ThrillerFest was an amazing, positive experience and I learned so much. I ended up pitching Parent Teacher Association to ten different agents and nine of them asked to see more. While I didn’t end up landing an agent, I did meet a fellow author who was published at Black Opal Books.  Later in the fall, I queried a few publishers, including Black Opal. Five months later, in March 2016, the acquisitions editor at Black Opal said she was delighted with Parent Teacher Association and wanted to publish it. I got a contract in the mail a few days later.


To return to ThrillerFest in 2017 as a Debut Author is an amazing, satisfying feeling. Every bit of hard work, sweat, and tears was worth it to get here. It’s also great to be on the other side of the project, stepping into a brand new world as an official, published author.

What are you working on now?

I’m working on a crime novella called Cayo Cuba. It’s a noir-suspense set on the tiny island of Cayo Guillermo on Cuba’s north shore. I’ve travelled there four times and was inspired by the resort workers and the fact that Ernest Hemingway had spent time on the island.
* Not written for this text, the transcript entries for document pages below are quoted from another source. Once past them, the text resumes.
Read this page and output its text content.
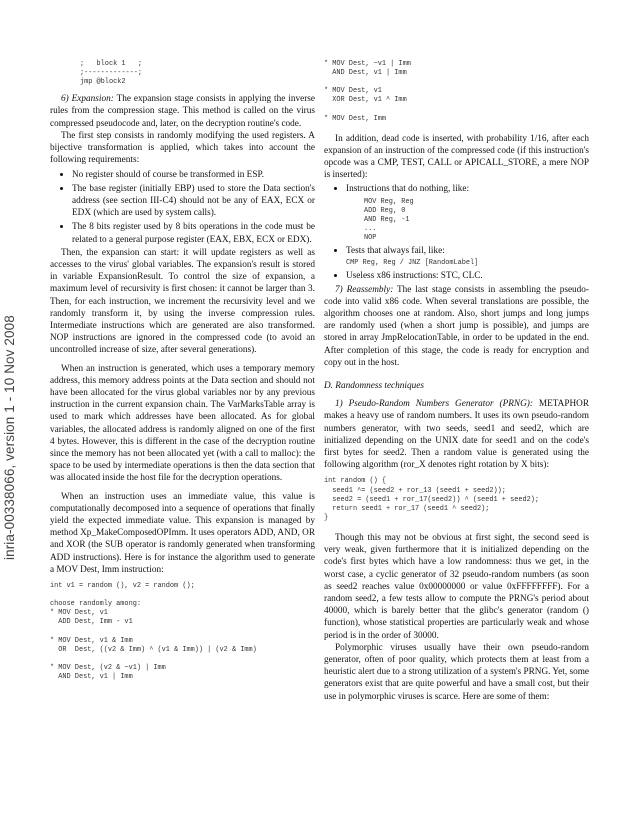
inria-00338066, version 1 - 10 Nov 2008
;   block 1   ;
;-------------;
jmp @block2

6) Expansion: The expansion stage consists in applying the inverse rules from the compression stage. This method is called on the virus compressed pseudocode and, later, on the decryption routine's code.

The first step consists in randomly modifying the used registers. A bijective transformation is applied, which takes into account the following requirements:

• No register should of course be transformed in ESP.
• The base register (initially EBP) used to store the Data section's address (see section III-C4) should not be any of EAX, ECX or EDX (which are used by system calls).
• The 8 bits register used by 8 bits operations in the code must be related to a general purpose register (EAX, EBX, ECX or EDX).

Then, the expansion can start: it will update registers as well as accesses to the virus' global variables. The expansion's result is stored in variable ExpansionResult. To control the size of expansion, a maximum level of recursivity is first chosen: it cannot be larger than 3. Then, for each instruction, we increment the recursivity level and we randomly transform it, by using the inverse compression rules. Intermediate instructions which are generated are also transformed. NOP instructions are ignored in the compressed code (to avoid an uncontrolled increase of size, after several generations).

When an instruction is generated, which uses a temporary memory address, this memory address points at the Data section and should not have been allocated for the virus global variables nor by any previous instruction in the current expansion chain. The VarMarksTable array is used to mark which addresses have been allocated. As for global variables, the allocated address is randomly aligned on one of the first 4 bytes. However, this is different in the case of the decryption routine since the memory has not been allocated yet (with a call to malloc): the space to be used by intermediate operations is then the data section that was allocated inside the host file for the decryption operations.

When an instruction uses an immediate value, this value is computationally decomposed into a sequence of operations that finally yield the expected immediate value. This expansion is managed by method Xp_MakeComposedOPImm. It uses operators ADD, AND, OR and XOR (the SUB operator is randomly generated when transforming ADD instructions). Here is for instance the algorithm used to generate a MOV Dest, Imm instruction:

int v1 = random (), v2 = random ();

choose randomly among:
* MOV Dest, v1
ADD Dest, Imm - v1

* MOV Dest, v1 & Imm
OR  Dest, ((v2 & Imm) ^ (v1 & Imm)) | (v2 & Imm)

* MOV Dest, (v2 & ~v1) | Imm
AND Dest, v1 | Imm
* MOV Dest, ~v1 | Imm
AND Dest, v1 | Imm

* MOV Dest, v1
XOR Dest, v1 ^ Imm

* MOV Dest, Imm

In addition, dead code is inserted, with probability 1/16, after each expansion of an instruction of the compressed code (if this instruction's opcode was a CMP, TEST, CALL or APICALL_STORE, a mere NOP is inserted):

• Instructions that do nothing, like:
MOV Reg, Reg
ADD Reg, 0
AND Reg, -1
...
NOP
• Tests that always fail, like:
CMP Reg, Reg / JNZ [RandomLabel]
• Useless x86 instructions: STC, CLC.

7) Reassembly: The last stage consists in assembling the pseudo-code into valid x86 code. When several translations are possible, the algorithm chooses one at random. Also, short jumps and long jumps are randomly used (when a short jump is possible), and jumps are stored in array JmpRelocationTable, in order to be updated in the end. After completion of this stage, the code is ready for encryption and copy out in the host.

D. Randomness techniques

1) Pseudo-Random Numbers Generator (PRNG): METAPHOR makes a heavy use of random numbers. It uses its own pseudo-random numbers generator, with two seeds, seed1 and seed2, which are initialized depending on the UNIX date for seed1 and on the code's first bytes for seed2. Then a random value is generated using the following algorithm (ror_X denotes right rotation by X bits):

int random () {
seed1 ^= (seed2 + ror_13 (seed1 + seed2));
seed2 = (seed1 + ror_17(seed2)) ^ (seed1 + seed2);
return seed1 + ror_17 (seed1 ^ seed2);
}

Though this may not be obvious at first sight, the second seed is very weak, given furthermore that it is initialized depending on the code's first bytes which have a low randomness: thus we get, in the worst case, a cyclic generator of 32 pseudo-random numbers (as soon as seed2 reaches value 0x00000000 or value 0xFFFFFFFF). For a random seed2, a few tests allow to compute the PRNG's period about 40000, which is barely better that the glibc's generator (random () function), whose statistical properties are particularly weak and whose period is in the order of 30000.

Polymorphic viruses usually have their own pseudo-random generator, often of poor quality, which protects them at least from a heuristic alert due to a strong utilization of a system's PRNG. Yet, some generators exist that are quite powerful and have a small cost, but their use in polymorphic viruses is scarce. Here are some of them:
In fact, Cuba’s best beach, located on the tip of Cayo Guillermo, and is named after Hemingway’s boat, Pilar.
The tagline: ‘A mysterious blonde manipulates a restless dancer to perform a dirty deed in exchange for freedom.’ 

I realize it’s an uphill battle for a new author to find readers and fans so I’m writing Cayo Cuba as a promotional giveaway for Parent Teacher Association (with an excerpt and buy link at the end!) I plan to have this novella ready for Bouchercon which takes place this coming October in my hometown of Toronto.

Final words of wisdom?


Inspiration for stories is everywhere, and ideas come in little scraps. You gather up these scraps, combine them and your imagination turns them into a bigger idea. Since there’s no predicting when a scrap of an idea will come, you always carry a small notebook with you. I love mixing unrelated scraps of ideas because the outcome can be something you never would have thought of.